Este ano, para facilitar as prestações de contas das prefeituras do interior, câmaras municipais e órgãos da administração indireta dos municípios do interior, o TCE disponibilizou em seu portal o serviço E-Contas (http://econtas.tce.am.gov.br) para os gestores encaminharem a documentação eletronicamente ao tribunal.
Até esta terça-feira, apenas as Secretarias de Estado de Cultura e da Fazenda (SEC e Sefaz), o Processamento de Dados (Prodam), sete câmaras municipais (Apuí, Caapiranga, Canutama, Eirunepé, Humaitá, Novo Aripuanã e Presidente Figueiredo) e nove órgãos da administração indireta do interior haviam protocolizado suas respectivas prestações de contas junto ao TCE.
O presidente do TCE-AM, conselheiro Érico Desterro, alerta que os jurisdicionados que descumprirem o prazo estabelecido serão considerados inadimplentes e poderão responder pelo crime de responsabilidade fiscal e outras sanções, dependendo do entendimento do Ministério Público do Estado do Amazonas, por descumprimento à legislação.
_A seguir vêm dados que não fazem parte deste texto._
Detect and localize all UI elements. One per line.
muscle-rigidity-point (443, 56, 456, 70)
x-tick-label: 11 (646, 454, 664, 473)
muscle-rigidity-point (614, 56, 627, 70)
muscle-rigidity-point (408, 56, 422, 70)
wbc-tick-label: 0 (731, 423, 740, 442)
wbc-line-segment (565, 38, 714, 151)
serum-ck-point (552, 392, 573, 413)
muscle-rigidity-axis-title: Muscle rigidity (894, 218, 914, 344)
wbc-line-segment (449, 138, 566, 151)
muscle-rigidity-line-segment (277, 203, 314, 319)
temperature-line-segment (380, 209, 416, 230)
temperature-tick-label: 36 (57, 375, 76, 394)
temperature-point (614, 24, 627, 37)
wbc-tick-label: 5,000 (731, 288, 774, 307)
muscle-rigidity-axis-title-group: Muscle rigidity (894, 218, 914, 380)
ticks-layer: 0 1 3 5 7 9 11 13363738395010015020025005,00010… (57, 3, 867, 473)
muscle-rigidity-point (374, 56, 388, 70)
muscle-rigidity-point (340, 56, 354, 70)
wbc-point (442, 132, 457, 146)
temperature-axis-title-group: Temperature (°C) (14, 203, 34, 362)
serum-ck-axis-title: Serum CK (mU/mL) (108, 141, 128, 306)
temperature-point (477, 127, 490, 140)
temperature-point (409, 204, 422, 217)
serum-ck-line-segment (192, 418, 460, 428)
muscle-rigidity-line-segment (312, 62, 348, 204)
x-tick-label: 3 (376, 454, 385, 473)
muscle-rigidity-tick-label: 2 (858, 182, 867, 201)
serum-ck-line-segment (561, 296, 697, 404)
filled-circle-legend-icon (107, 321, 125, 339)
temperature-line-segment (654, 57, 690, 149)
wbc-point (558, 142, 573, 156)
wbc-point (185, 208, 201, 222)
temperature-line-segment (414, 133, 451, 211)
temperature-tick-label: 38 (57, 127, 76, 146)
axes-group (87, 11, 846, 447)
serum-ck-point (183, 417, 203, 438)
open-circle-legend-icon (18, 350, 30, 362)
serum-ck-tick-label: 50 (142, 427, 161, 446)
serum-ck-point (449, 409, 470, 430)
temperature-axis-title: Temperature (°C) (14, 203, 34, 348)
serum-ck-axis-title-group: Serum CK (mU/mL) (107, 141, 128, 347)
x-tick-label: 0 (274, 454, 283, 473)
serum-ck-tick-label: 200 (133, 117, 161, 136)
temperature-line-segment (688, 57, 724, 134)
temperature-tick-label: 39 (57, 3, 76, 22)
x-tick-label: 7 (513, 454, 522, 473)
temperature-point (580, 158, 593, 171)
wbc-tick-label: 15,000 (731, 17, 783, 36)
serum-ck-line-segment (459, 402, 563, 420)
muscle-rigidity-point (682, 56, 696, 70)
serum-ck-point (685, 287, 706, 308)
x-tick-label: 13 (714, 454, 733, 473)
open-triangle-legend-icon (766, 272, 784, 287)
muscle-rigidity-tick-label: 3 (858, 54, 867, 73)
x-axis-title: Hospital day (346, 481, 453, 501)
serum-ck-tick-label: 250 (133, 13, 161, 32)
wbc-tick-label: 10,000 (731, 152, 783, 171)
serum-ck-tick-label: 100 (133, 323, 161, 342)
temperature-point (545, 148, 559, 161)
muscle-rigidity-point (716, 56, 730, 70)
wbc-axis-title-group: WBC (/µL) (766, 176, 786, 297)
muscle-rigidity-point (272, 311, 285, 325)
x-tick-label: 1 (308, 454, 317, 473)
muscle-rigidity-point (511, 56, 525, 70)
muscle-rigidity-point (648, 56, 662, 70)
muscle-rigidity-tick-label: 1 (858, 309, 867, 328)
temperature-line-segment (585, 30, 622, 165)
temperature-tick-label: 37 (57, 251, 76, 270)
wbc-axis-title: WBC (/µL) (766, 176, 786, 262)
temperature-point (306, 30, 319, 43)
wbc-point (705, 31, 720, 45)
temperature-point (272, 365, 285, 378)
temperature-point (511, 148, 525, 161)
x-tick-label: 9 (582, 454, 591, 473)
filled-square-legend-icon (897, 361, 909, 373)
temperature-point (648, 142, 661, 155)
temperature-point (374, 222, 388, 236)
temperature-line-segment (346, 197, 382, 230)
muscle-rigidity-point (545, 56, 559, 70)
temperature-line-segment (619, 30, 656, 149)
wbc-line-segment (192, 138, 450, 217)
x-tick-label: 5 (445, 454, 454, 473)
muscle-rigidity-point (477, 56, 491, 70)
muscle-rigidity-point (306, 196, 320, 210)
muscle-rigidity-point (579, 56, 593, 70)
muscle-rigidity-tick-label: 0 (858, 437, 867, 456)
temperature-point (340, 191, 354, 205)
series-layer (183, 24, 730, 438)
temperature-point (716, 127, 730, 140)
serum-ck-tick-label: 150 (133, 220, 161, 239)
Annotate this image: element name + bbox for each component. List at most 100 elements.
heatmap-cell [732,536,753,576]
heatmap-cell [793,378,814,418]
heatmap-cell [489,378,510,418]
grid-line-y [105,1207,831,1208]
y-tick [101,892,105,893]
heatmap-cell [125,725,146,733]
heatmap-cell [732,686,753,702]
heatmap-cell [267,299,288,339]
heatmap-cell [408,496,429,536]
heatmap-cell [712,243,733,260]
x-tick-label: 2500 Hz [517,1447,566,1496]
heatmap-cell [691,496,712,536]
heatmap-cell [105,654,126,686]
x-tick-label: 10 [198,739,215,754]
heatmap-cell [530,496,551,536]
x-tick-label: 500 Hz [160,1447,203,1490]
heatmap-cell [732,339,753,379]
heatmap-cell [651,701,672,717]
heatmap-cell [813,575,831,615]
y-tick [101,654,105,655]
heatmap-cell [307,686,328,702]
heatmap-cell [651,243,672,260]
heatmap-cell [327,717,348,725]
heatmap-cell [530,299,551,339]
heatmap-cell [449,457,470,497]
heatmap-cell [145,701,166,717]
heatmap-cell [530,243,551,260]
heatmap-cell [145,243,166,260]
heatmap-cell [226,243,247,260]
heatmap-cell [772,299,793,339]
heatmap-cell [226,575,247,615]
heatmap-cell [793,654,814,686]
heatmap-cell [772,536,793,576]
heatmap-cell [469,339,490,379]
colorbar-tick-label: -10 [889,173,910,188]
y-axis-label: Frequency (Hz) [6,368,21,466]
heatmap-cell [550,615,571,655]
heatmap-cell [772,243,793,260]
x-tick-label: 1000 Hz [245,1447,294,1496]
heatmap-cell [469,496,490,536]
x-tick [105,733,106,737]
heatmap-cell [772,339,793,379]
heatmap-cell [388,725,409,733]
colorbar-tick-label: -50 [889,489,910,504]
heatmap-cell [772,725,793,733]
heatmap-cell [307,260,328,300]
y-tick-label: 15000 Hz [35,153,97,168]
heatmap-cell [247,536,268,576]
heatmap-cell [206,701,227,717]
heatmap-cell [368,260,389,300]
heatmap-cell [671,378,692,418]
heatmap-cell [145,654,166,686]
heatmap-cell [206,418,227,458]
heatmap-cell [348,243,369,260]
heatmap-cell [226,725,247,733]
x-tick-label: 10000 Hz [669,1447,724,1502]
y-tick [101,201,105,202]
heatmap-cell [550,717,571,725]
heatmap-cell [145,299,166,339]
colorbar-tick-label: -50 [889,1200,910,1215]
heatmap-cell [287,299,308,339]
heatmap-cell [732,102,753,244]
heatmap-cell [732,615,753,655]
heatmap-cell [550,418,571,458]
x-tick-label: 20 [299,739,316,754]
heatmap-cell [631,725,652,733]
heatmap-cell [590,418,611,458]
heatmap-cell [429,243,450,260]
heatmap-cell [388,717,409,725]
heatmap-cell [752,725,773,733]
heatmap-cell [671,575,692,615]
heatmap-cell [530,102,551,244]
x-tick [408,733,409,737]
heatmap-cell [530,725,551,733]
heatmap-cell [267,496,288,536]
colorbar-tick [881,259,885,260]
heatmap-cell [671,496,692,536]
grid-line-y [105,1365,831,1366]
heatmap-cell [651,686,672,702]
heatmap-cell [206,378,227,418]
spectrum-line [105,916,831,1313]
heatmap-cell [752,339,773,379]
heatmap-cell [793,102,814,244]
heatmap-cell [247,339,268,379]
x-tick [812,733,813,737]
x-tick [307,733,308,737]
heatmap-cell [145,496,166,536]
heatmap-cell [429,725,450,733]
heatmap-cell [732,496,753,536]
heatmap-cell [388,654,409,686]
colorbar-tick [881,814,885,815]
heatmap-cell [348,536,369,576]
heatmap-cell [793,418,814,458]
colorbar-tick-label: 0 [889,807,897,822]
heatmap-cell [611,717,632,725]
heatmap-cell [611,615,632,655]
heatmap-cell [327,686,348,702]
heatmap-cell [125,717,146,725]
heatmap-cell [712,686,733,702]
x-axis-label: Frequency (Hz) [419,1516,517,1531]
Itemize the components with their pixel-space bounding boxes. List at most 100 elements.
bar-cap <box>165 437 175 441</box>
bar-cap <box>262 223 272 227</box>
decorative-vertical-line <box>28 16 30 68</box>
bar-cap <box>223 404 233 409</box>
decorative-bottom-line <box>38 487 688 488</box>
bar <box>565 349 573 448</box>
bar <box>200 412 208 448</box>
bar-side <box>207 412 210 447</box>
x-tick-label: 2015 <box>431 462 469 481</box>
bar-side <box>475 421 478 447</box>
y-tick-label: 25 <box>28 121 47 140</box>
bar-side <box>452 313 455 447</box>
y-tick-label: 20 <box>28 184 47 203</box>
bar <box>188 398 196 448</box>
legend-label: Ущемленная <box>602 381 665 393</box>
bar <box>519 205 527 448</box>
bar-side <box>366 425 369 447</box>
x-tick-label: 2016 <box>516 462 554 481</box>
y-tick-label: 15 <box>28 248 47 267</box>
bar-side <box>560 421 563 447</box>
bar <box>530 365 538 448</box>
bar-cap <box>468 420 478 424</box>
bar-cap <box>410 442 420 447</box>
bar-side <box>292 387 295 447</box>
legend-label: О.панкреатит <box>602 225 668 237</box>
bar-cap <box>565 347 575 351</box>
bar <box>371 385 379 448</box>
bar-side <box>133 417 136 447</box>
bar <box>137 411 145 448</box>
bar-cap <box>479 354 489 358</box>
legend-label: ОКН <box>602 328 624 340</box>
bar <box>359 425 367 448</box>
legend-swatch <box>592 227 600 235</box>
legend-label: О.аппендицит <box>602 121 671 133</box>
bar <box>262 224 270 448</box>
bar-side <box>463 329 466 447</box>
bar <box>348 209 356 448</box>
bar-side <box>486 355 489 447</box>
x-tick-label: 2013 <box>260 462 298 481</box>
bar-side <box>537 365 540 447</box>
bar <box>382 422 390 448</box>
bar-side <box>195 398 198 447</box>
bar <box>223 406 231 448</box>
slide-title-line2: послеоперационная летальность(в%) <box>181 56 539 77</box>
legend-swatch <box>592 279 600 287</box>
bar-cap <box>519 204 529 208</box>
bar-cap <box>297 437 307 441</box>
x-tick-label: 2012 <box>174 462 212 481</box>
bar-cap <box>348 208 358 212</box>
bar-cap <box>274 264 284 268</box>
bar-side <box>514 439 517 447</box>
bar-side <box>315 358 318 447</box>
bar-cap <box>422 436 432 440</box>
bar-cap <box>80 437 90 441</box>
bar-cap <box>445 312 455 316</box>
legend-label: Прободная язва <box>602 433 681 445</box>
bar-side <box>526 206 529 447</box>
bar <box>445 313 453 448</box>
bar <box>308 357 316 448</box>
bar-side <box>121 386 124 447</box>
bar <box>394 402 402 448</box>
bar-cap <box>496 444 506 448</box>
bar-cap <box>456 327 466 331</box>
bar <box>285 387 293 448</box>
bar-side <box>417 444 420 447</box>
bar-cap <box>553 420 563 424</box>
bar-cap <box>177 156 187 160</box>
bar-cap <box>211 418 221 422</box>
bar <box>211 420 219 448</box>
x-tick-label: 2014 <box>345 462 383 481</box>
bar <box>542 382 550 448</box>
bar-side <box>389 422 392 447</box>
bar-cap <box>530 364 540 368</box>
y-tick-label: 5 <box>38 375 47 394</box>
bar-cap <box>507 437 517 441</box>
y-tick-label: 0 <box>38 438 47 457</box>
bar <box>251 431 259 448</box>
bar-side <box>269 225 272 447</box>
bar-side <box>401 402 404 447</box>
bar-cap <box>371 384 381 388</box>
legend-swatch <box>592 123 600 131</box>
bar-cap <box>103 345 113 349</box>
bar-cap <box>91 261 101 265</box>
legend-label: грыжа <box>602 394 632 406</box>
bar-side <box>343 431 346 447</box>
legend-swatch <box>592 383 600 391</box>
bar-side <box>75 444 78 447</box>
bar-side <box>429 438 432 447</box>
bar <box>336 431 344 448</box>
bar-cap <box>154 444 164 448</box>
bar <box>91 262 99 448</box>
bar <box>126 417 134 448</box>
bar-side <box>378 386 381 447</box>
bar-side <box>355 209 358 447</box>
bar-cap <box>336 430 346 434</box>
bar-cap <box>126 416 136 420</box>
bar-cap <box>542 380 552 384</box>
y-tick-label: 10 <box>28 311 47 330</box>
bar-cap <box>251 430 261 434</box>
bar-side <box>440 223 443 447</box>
No julgamento das prestações os gestores serão multados ainda pelo atraso da entrega no TCE.
Multa de R$ 1,5 mihão
A prestação de contas do município de Urucará de 2008, ano em que ex-prefeito Antônio Taumaturgo Caldas Coelho estava à frente da administração, foi desaprovada, por unanimidade, nesta segunda-feira (18), durante a 11ª sessão ordinária do Tribunal de Contas do Estado do Amazonas (TCE-AM).
Além de ter as contas consideradas irregulares, Antônio Taumaturgo Coelho terá de devolver aos cofres públicos R$ 1,5 milhão, entre multas e glosas, por diversas impropriedades na prestação de contas.
Entre as irregularidades apontadas nas contas de Antônio Taumaturgo estavam o atraso no encaminhamento da movimentação contábil via sistema ACP, a ausência de registro nos bens permanentes do município e dos responsáveis pela sua guarda e administração, além do gasto excessivo, sem comprovação de finalidade pública, no valor de R$ 902 mil, para aquisição de óleo diesel, gasolina e lubrificante.
Outro ordenador de despesas que teve suas contas desaprovadas pelo colegiado foi o ex-secretário de Estado da Juventude, Esporte e Lazer do Estado, Júlio César Soares da Silva, que foi multado em R$ 18 mil pela ausência de demonstração de que não houve contratação ou demissão de pessoal, além do atraso na remessa contábil via ACP.
O ex-presidente da Câmara de Santo Antônio do Içá, Jackson Ferreira Magalhães, também está entre os gestores que teve as contas julgadas como irregulares pela locação de veículos sem o devido processo administrativo, inexistência de informação de motivos legais e dos serviços de interesse público realizados com o veículo, por exemplo. Ele foi multado em R$ 272 mil, entre multas e glosas.
Ainda na sessão, o ex-prefeito de Coari, Arnaldo Mitouso, foi multado em R$ 6,4 mil por não ter enviado ao TCE a documentação que comprovasse as correções das irregularidades apontadas pelo Ministério Público de Contas no edital do processo seletivo para a contratação de 33 médicos para atuar no município.